Recently I saw an explanation on why $ e ^ {\pi i} = -1 $, and having the reason in mind I came to the idea that $ e ^ {n \pi i} $ is also equal to -1 if n is odd. Then I remembered something I learned at school, that if the base of two equal numbers are the same, their exponents must also be the same, with the exception that the base is not 0 and not 1 or -1, I think that was it.
But we can see that
- $ e^{\pi i} = e^{3\pi i} $
- $ \pi i \neq 3\pi i $
in this example, even though the bases are equal, the exponents are not, so my question is:
Is the rule only true if the exponents are not complex numbers, and/or does it have more restrictions?
Assuming that $a>0$ and $a\neq1$, the implication $a^b=a^c\implies b=c$ holds for all real values of $b$ and $c$. In other words, the function $\mathbb R\to \mathbb R, x\mapsto a^x$ is one-to-one when $a>0$ and $a\neq1$ – no further hypotheses are needed. (I'm ignoring the case where $a$ is negative, since in general $a^x$ is not well-defined for real values of $x$.)
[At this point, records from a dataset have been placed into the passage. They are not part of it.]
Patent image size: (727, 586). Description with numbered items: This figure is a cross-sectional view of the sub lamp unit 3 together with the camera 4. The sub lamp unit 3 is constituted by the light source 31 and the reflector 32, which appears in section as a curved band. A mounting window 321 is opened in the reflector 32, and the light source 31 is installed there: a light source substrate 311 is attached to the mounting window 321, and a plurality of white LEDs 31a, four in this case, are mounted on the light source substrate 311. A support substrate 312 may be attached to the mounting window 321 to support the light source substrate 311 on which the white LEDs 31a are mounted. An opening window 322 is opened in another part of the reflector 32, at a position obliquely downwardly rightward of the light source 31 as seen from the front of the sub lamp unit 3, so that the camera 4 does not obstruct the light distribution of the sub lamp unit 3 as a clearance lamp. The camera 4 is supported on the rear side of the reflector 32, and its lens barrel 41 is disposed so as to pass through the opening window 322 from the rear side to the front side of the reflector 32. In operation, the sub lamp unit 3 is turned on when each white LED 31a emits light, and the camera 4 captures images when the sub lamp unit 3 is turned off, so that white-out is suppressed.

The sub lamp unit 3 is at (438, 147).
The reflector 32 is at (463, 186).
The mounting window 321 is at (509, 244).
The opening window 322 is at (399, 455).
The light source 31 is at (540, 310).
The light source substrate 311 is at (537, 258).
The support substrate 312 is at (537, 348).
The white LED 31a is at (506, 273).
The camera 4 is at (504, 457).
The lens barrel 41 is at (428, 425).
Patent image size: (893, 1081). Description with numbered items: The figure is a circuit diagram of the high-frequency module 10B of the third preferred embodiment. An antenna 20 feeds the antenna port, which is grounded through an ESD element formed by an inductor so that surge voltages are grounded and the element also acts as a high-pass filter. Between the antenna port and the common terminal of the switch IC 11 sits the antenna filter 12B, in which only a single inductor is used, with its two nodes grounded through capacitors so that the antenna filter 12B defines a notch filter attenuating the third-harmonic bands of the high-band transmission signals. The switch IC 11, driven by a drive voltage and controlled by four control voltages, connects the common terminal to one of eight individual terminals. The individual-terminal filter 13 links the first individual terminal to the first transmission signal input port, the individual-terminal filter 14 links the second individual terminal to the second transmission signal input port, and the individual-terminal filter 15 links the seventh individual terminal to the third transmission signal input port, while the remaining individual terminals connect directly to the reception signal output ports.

However, this fails badly over $\mathbb C$. Not only is $z\mapsto e^z$ many-to-one, it is a periodic function with period $2\pi i$. This result stems from the fact that $\sin$ and $\cos$ are periodic functions with period $2\pi$, and the complex exponential function is related to $\sin$ and $\cos$ by the formula $e^{iz}=\cos(z)+i\sin(z)$.